The front of the house is dark.
The rush is over,
dishes returned, clean and empty.
(The first two pages of my novel in progress)
The vultures circled high above the trees that lined the drainage ditch on the Sopal family farm with the deepest part of the gully the pivot point of their compass. In spring it would be a respectable creek feeding the Black River, but now it was just a ditch. Something of substance was dead, Boyd thought, or close to it. When he’d first noticed the circling there had only been two. Now he stood at the back door with the morning chores complete and wondered at the ever-growing number. By their size he knew they were native to more southern climates and had no business hunting carrion in Michigan, but hunting grounds for bloated warm-weather species had expanded north along with planting zones. He stood there for a while, thinking. The rain had turned to snow during the night and a good four inches were on the ground, a good tracking snow.

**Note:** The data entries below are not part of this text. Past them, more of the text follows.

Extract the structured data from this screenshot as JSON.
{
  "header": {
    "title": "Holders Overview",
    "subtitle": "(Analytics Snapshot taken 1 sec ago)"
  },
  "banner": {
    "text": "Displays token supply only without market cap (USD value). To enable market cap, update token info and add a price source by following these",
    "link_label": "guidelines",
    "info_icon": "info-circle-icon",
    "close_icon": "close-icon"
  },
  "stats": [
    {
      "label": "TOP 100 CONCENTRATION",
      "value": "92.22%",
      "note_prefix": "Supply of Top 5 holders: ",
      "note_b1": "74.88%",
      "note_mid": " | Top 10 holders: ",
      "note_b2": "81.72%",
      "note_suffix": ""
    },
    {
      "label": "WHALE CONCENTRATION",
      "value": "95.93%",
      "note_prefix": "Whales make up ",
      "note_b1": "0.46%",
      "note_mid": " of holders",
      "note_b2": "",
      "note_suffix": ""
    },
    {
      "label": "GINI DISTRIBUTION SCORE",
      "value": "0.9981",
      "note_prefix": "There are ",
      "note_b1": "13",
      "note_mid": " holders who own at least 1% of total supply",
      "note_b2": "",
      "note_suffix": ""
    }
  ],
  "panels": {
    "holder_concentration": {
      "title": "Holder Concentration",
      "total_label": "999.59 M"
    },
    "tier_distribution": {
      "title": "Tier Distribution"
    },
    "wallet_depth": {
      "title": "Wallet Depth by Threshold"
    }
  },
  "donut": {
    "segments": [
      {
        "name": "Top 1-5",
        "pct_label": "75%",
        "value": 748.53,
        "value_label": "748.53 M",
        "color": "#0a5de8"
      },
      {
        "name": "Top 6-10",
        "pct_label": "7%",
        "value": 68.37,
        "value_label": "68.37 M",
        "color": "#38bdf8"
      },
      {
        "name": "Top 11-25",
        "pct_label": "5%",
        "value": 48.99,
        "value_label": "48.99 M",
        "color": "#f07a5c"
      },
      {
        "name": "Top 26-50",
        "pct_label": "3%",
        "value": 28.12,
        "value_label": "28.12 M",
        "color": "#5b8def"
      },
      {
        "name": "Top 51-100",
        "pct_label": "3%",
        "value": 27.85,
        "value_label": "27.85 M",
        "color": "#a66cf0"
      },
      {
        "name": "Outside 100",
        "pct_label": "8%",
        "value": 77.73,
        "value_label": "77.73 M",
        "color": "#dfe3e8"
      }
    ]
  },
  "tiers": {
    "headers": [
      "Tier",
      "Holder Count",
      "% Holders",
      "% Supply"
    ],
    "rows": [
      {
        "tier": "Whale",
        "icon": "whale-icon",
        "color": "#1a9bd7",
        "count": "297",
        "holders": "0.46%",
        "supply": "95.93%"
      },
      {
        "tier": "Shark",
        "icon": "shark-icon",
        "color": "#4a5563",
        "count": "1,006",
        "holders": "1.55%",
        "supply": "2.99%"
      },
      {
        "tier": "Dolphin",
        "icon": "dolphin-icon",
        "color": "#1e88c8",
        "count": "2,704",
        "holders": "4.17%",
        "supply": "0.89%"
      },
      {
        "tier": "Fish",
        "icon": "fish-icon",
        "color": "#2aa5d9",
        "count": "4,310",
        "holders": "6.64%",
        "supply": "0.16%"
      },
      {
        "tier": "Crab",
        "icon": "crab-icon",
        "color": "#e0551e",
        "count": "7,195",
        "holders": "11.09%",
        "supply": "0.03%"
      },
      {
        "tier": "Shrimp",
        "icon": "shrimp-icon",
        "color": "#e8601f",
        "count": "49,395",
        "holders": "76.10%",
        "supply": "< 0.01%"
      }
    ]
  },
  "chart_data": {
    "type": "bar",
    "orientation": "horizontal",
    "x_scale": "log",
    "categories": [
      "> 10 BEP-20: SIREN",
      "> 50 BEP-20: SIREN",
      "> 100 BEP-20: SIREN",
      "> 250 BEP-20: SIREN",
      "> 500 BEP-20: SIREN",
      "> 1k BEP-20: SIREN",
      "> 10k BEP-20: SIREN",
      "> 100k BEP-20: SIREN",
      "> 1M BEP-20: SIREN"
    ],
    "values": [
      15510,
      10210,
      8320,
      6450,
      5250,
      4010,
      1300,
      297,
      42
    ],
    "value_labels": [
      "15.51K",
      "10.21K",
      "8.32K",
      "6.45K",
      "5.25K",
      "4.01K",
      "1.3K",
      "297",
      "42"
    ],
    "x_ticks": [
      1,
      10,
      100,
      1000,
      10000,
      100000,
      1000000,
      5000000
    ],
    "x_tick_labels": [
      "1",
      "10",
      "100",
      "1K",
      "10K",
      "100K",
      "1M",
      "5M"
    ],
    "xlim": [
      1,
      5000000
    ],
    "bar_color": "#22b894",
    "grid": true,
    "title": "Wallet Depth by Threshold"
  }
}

He pulled his rubber boots back on and took off across the wintering field to see if he could find what the buzzards were interested in. Better a walk over frozen December pasture then a pass through the house, the inevitable questions about where he’d been the night before. Better a trek in sub zero weather then that. Although it didn’t get as cold as it used to, not the way his granddad described—frozen pipes and water lines, frozen lakes you could drive a car out on and snow banks along the road like toboggan runs, a deep relentless cold that needed the fabled January thaw so everyone could catch their breath and prepare for the second half. He didn’t know what a January thaw was but it must have been something to look forward to. This snow wouldn’t last; it never did anymore. Well, he had this.
Their prized herd of organically raised cattle was huddled around the feed wagon and he made a mental note of the contents as he passed. The snow wasn’t deep but there was a layer of ice underneath so he walked carefully across the field. He had his uncle’s walk, his mother said, a cautious saunter. He was never certain if the constant comparisons were complimentary or merely another one of her mysterious resentments when it came to her brother-in-law. But, regardless, there was no rush. The cattle had enough hay to last the afternoon and if he took his time, maybe he could compose some clever answers in his head for those questions. And how could one change the way one walked? Or help it if they reminded somebody of someone else? And he realized he resented it, like someone naming a baby after you, and then assuming you’d be flattered. He was his own person and he wouldn’t want another Boyd in the family.
A flock of crows had entered the scene, passing the word and filling the trees, not quietly circling like the vultures. Smart birds—the crows—with eyes like binoculars. His approach flushed them out and they settled in a more distant roost to watch, already knowing what this man would find.